Nm 13, 1-2.25 – 14,1. 26-29. 34-35; Sal 105; Mt 15, 21-28

Vemos de forma natural la desproporción entre lo que el común de los mortales ganan con su esfuerzo, y lo que otros (famosos del deporte, artistas, etc.), se embolsan en sus arcas. Son cosas que justificamos con demasiada facilidad y, en cambio, arremetemos con otro tipo de circunstancias que necesitarían, por nuestra parte de una mayor comprensión.

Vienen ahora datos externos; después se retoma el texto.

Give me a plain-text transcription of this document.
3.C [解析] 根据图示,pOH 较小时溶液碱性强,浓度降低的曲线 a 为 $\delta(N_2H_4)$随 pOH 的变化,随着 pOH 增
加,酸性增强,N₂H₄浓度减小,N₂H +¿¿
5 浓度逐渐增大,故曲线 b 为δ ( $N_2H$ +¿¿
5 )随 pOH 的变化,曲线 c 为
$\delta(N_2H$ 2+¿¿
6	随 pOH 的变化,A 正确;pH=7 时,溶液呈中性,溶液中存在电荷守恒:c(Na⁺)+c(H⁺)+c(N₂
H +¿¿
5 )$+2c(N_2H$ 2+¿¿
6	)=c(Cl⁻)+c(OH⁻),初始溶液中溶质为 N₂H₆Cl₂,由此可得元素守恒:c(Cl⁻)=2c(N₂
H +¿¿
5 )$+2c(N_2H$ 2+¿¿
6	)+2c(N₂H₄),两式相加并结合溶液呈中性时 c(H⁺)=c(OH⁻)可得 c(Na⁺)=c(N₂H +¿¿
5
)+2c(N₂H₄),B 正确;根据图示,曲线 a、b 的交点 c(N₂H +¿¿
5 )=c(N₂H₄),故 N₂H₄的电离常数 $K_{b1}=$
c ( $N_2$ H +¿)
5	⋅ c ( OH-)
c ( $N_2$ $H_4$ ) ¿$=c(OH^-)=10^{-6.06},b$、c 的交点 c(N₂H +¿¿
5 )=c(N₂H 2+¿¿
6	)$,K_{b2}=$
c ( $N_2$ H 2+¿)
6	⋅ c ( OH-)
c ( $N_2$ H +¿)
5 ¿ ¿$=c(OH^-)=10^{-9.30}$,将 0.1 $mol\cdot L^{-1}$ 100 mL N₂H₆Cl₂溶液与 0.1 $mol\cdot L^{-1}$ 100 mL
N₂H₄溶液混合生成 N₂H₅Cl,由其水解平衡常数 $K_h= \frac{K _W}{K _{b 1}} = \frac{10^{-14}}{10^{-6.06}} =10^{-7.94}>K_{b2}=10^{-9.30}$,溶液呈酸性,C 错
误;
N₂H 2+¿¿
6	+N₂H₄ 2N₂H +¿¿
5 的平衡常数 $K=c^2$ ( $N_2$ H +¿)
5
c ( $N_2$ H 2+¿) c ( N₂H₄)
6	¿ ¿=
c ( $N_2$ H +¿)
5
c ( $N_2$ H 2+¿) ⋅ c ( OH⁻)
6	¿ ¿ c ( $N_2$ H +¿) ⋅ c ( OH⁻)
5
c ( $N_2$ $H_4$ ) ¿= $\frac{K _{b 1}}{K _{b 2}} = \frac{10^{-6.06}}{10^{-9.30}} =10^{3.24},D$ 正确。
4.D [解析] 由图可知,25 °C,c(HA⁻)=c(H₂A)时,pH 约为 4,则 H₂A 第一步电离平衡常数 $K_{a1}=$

Estos golpes de sensatez, que de vez en vez me acosan y me hacen despreciar un fortunón que nunca conseguiría, son parte de lo que podríamos llamar la «prudencia del mundo»: conforme uno va creciendo, se familiariza con ella, y aprende a ser cada vez más «sensato»… Vaya por delante que semejante sabiduría la considero una riqueza. El apóstol llamado a transformar el mundo desde dentro debe conocer sus reglas, aprender a jugar con ellas, respetarlas en todo lo posible, y también romperlas, en el momento justo, en nombre de una lógica superior. Pero, dicho esto, dejemos claro que constituye un error gravísimo y una transposición sacrílega el aplicar la prudencia humana a las cosas de Dios.

Cuando los hebreos llegaron a la tierra prometida, se situaron ante ella con el mismo sentido sobrenatural con que se hubiera situado una empresa constructora. La exploraron, ponderaron pros y contras, y llegaron a una conclusión: «es imposible conquistarla». He visto a muchos darse la vuelta ante el ideal de la santidad cometiendo la misma torpeza: «¿Yo… santo? ¿Acaso me ha visto usted cara de santo? ¡Bastante tengo con ser medio-bueno!»…

Dios tiene su propia lógica, y para jugar con Él debemos conocer sus reglas, llamadas en la Escritura «Sabiduría». La primera es que Él, Dios, se reserva el derecho a pedir imposibles a sus hijos; la segunda es que, a quien, volviéndose «insensato» según el mundo, le dice a Dios que sí, su Providencia le dará lo mismo que su Autoridad le pide. Si yo tengo 1.000 pesetas (6,0101210438 euros) y Dios me pide 10.000, bastará que de corazón le diga a Dios que deseo dárselas para que encuentre en mis manos las 10.000 que me pide. San Agustín tradujo estas dos reglas en una plegaria: «Dame, Señor, lo que mandas, y manda lo que quieras». De acuerdo con esta nueva lógica, puede insistir en su grito la mujer del evangelio de hoy, a quien Jesús parece despreciar.

Una joven puede ser Inmaculada y Madre de Dios; y yo puedo, porque de verdad lo quiero, ser santo.